Narerwa still works the night shift at John Morrell, but Innocent said that his mother now gets to sleep some during the day, especially now that summer is here. “We can help watch the youngest and let her get some rest,” Innocent says.
All six children speak English fluently, and Innocent said that he eventually took a liking to American food. “I’ll eat anything now,” he says, laughing. “But I still love to eat fufu (a staple African dish).”
Despite his success in the U.S., Innocent has not forgotten his homeland or the war that still ravages it. Three years ago, Innocent started a non-profit organization, called AREEM, that helps children (especially girls) in the Congo who have been affected by the war. The organization partnered with Washington High School to raise $2,000 as well as numerous boxes of school supplies to send to the Congo. “Each year, we support 30 students,” he said.

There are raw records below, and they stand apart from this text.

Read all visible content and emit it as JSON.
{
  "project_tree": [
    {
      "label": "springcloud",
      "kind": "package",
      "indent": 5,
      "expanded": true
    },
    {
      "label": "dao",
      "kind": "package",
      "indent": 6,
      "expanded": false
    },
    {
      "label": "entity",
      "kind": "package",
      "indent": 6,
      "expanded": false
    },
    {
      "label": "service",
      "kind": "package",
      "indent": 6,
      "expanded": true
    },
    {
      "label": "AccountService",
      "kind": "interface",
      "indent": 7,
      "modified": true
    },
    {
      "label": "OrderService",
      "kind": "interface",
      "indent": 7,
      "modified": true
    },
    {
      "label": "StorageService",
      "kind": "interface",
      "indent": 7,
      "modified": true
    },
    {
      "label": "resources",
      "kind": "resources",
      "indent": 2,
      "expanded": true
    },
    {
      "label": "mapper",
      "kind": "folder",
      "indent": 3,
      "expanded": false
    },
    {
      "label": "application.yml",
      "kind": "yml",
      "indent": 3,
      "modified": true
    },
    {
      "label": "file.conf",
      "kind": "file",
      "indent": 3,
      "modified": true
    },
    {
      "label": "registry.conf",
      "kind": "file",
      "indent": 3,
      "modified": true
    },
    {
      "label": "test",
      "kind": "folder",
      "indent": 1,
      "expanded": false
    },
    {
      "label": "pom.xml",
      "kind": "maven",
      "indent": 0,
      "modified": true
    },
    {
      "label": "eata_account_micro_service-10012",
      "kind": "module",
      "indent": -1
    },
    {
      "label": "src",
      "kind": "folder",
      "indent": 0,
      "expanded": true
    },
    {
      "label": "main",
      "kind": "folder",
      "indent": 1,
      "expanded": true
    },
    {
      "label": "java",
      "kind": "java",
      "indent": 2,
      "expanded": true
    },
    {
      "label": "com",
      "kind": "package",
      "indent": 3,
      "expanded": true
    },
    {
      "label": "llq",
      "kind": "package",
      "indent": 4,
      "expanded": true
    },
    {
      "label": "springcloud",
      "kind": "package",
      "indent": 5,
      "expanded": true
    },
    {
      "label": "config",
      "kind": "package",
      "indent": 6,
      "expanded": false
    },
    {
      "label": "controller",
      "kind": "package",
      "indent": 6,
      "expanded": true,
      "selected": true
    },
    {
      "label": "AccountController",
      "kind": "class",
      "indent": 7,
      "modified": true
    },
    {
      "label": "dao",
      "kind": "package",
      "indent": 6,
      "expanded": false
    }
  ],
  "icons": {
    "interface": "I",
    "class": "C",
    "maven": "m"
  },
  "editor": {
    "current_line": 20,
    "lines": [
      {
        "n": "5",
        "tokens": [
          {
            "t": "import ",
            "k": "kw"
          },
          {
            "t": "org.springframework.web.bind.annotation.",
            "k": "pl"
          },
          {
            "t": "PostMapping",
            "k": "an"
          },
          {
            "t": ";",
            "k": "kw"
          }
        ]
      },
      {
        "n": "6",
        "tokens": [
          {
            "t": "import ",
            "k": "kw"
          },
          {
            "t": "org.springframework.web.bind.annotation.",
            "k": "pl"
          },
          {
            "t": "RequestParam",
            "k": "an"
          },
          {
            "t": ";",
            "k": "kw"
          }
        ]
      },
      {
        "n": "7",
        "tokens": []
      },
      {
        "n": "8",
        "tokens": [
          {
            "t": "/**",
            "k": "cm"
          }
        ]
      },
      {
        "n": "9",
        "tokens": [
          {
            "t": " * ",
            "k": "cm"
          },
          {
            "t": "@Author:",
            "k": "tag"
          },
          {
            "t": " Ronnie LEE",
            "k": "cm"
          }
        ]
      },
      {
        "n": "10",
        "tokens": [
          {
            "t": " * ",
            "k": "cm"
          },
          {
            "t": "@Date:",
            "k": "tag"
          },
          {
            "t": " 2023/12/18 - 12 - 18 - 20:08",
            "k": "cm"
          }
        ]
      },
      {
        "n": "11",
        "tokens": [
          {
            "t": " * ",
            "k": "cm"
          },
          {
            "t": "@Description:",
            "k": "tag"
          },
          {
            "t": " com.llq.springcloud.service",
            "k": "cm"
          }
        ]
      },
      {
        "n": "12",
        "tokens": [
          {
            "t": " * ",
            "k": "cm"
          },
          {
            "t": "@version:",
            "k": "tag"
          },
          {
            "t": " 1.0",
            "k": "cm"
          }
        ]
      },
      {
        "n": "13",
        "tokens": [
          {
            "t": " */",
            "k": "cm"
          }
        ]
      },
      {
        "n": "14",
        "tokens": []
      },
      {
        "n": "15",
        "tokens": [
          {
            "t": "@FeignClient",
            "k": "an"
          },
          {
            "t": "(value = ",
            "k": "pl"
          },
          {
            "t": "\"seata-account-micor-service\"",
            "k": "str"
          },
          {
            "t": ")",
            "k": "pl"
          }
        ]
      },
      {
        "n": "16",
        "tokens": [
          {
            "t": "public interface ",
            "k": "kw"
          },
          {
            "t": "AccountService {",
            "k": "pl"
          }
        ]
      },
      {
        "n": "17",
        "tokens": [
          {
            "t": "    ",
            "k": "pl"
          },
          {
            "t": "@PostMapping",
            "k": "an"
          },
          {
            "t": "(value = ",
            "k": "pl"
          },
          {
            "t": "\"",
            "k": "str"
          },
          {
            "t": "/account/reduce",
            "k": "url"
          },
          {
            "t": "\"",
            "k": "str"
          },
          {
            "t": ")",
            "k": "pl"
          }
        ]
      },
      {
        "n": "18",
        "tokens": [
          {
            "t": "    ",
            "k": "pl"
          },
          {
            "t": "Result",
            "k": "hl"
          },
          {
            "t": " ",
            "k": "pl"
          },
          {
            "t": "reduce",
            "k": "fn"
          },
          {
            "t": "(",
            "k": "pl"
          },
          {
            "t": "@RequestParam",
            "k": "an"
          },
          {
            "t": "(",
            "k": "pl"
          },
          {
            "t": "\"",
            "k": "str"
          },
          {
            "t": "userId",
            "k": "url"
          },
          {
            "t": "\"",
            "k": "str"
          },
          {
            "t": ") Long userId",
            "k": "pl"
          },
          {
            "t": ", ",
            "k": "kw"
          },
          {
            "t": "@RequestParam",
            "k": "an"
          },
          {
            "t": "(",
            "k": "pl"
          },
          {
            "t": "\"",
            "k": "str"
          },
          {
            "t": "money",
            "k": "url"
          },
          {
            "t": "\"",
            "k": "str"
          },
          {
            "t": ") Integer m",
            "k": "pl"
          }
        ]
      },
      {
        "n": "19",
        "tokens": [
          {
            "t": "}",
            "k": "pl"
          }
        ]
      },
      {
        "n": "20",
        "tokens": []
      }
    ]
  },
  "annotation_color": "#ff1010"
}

Even though Innocent is now firmly planted in the U.S., he said he would like to go back one day to visit the Congo. “I still have grandparents, uncles, and cousins there. I would like to see my grandpa one more time,” he said.
In the meantime, the family has had some great family reunions here in Sioux Falls. Recently, his father’s family arrived in Sioux Falls: one uncle, two aunts, and nine cousins.
“You can’t imagine how happy we were to see them. We had not seen them since we left Congo in 2004,” Innocent said.
Now Narerwa and her six children are the welcoming committee. They can translate for their relatives and show them where to buy African food and how to navigate this strange world called the United States. They can, above all, show them how to find great success in this new land.